Monday 12 December 2016

Working Poverty is appallingly high and social care is in a funding crisis - the 'Big Society' was a cloak stolen by a wolf

David Cameron deftly altered the image of the Conservatives and his success has left us with a society in crisis. Photograph: Prime Minister David Cameron - official photograph by Number 10 (License) (Cropped)
Under David Cameron and George Osborne, the Conservative Party worked hard to change its image. With Labour in power, and getting very comfortable within the establishment, they sought to present themselves as warm and compassionate with just a light fondness for tradition.

Part of that 'compassion' was to roll back the 'nanny state' - to stop big government looking over people's shoulders. The counterpoint was to instead get society, out of charitable and philanthropic instincts, to pull together and support each other in their own communities.

But the 'Big Society' disappeared quickly. But then it had already served its purpose, as the sheep's clothing for the wolf - just the latest in fashionable lines, taken from progressives, that the Right had shrouded itself in to slip unnoticed amongst the livestock.

And if anyone still believed in the Conservative vision, after years of austerity had stripped their community of libraries and investment in roads, schools and healthcare, and left social care in a near terminal crisis (Triggle, 2016), recent reports should dispel the illusion.

The most recent damning report is that of the Joseph Rowntree Foundation, which reported that seven million people in Britain suffer from working poverty (Joseph Rowntree Foundation, 2016). That means that, despite earning an income in work, these people are still unable to make ends meet.

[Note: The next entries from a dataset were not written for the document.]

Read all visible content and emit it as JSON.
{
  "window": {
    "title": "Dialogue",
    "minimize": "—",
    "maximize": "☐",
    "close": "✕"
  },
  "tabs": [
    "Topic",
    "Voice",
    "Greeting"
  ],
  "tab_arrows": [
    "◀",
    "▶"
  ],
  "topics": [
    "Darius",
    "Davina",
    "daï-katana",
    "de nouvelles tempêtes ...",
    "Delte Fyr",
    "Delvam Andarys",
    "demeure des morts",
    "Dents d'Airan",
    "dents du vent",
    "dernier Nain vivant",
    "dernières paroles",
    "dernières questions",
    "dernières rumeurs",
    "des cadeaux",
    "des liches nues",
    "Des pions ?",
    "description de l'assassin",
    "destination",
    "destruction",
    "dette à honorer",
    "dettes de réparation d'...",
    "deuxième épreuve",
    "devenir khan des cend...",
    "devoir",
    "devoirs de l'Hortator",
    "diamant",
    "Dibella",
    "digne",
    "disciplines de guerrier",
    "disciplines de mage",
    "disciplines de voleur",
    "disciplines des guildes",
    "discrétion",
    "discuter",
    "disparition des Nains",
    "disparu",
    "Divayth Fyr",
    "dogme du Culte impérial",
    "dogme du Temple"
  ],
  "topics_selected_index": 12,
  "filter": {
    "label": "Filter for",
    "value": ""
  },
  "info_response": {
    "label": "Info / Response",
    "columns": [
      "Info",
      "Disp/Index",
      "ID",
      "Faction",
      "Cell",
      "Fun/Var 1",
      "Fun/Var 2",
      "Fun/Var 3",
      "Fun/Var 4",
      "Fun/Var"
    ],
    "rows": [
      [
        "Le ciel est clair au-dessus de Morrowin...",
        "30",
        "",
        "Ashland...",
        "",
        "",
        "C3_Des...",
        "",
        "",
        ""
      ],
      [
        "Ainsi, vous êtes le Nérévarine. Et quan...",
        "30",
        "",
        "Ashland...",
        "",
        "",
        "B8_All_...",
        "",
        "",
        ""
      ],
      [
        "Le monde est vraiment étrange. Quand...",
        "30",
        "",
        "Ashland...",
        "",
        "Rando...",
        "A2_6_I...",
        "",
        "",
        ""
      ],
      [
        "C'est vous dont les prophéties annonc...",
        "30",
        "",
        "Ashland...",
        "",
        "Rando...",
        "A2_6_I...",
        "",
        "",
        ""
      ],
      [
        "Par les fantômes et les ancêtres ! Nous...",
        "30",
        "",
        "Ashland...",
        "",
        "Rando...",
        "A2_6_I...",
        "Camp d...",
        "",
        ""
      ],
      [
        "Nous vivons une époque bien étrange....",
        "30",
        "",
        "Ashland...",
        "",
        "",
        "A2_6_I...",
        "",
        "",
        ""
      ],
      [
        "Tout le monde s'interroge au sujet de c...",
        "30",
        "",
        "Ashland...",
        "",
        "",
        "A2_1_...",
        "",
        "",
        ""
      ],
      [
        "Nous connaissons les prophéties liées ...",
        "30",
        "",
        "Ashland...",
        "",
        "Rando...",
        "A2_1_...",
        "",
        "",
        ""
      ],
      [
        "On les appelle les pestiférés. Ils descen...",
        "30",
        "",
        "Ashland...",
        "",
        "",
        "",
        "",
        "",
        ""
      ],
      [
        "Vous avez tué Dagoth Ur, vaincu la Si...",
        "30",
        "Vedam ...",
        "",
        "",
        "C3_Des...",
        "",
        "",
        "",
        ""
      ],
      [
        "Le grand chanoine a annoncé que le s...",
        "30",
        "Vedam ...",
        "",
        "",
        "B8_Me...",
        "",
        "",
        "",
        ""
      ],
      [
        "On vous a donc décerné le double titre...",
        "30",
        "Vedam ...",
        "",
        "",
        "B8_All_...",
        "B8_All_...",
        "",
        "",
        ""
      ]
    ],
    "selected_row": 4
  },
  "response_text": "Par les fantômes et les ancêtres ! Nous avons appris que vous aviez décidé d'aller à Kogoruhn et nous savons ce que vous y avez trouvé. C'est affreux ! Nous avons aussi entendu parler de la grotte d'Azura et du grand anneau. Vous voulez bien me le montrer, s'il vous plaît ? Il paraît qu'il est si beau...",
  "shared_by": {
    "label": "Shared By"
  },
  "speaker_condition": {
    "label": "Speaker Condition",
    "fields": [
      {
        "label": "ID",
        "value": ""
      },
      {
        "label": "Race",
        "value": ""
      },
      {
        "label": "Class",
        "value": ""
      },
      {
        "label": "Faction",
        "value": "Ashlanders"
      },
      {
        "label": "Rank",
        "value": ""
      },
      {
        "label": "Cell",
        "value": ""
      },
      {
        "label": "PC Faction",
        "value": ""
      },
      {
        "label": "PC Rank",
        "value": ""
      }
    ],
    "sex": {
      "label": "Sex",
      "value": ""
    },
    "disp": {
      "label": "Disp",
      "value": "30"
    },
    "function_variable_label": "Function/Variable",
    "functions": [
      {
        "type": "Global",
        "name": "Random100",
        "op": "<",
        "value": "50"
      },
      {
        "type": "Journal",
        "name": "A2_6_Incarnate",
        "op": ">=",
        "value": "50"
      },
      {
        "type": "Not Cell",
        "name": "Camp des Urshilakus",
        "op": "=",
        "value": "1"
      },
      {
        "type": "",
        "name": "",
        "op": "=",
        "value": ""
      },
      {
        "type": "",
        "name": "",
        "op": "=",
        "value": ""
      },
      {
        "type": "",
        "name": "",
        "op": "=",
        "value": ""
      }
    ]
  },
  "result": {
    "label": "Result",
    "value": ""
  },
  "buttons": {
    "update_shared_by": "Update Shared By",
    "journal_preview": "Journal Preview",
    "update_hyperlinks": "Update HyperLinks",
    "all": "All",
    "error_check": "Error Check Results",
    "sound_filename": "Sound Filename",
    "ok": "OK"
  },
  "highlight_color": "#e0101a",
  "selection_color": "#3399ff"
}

More than any of the other reports, working poverty is the most damning betrayal of the promises of Conservatives, and of neoliberalism. The basic promise, that hard work will bring reward, that will people will gain on merit, has been broken.

Conservatives, neoliberals, the purveyors of 'free' markets and small government - they sell privatisation with a promise: with no government restraining or filtering, there will be innovation, and the entrepreneurial will be allowed to get ahead, to take what they are merited.

But the 'Big Society' brand, the promises of liberty, conceal a darker reality. They neatly package selfish individualism for sale by disguising what it brings with it: disconnect, loneliness and isolation. Consider that, even as work is delivering poor rewards, the job centres are facing closures (BBC, 2016).

As a demonstration of how much it is being put upon any one person to carry the weight of their own obstacles, the closure of job centres is illuminating. People are being cut off from one another, with little power or means to change their situation. Merit, it seems, requires an inheritance to get started.

Conservatives and neoliberals want to package this as 'liberty' and 'individualism', but that's only half of the story. Their liberty is negative liberty, believing only in removing barriers. What that won't address is the crushing inequality that goes untouched, except by charitable disposition - something that itself comes under attack by the deeply conservative notion of neoliberal individualism. How can charity flourish amidst an a conception of the individual that is hierarchical and dependent upon competition, selfishness and greed?

The impact of the neoliberal and conservative ideologies is destructive. They're reducing society to a mad scramble that turns communities first against each other, and then inwards upon themselves, as individuals must put aside their social bonds to pursue their own interests.

But in fighting that destructive impact, in undoing the pain caused by the neoliberal ideology, that glorifies selfishness, we mustn't give up or suppress individuality. In fact, it would be a sore loss to give over individuality to an ideology that reduces it to little more than greedy consumption and extraction.

Individuality can be so much more. Instead, a social fabric needs to be woven in which individuals live ever with the support and cooperation of others. Where people realise the fullness of themselves in collaboration with others, rather than competition with them. A positive liberty, that raises people up as well as removes the obstacles from their path.

Conservatism, as it represents the establishment, has ever kept itself relevant by gobbling up the language of progressives, turning the words of hope into tools for their own designs. Individuality becomes selfishness, community becomes sectarianism, the balance and moderation of civic republicanism becomes a 'centre' captured and dragged ever to the Right.

We have to stop handing sheep's clothing to the wolves. We have to stop letting conservatism take our words and twist them. Ideals, art and culture are created by and belong to the 99% - the 1% just exploits them for profit. We must fight for every word.

References

Nick Triggle's 'Ministers consider council tax rise to cover social care funding'; on the BBC; 12 December 2016.

'In work poverty hits record high as the housing crisis fuels insecurity'; from the Joseph Rowntree Foundation; 7 December 2016.

''No consultation' over Glasgow job centre closures'; on the BBC; 8 December 2016.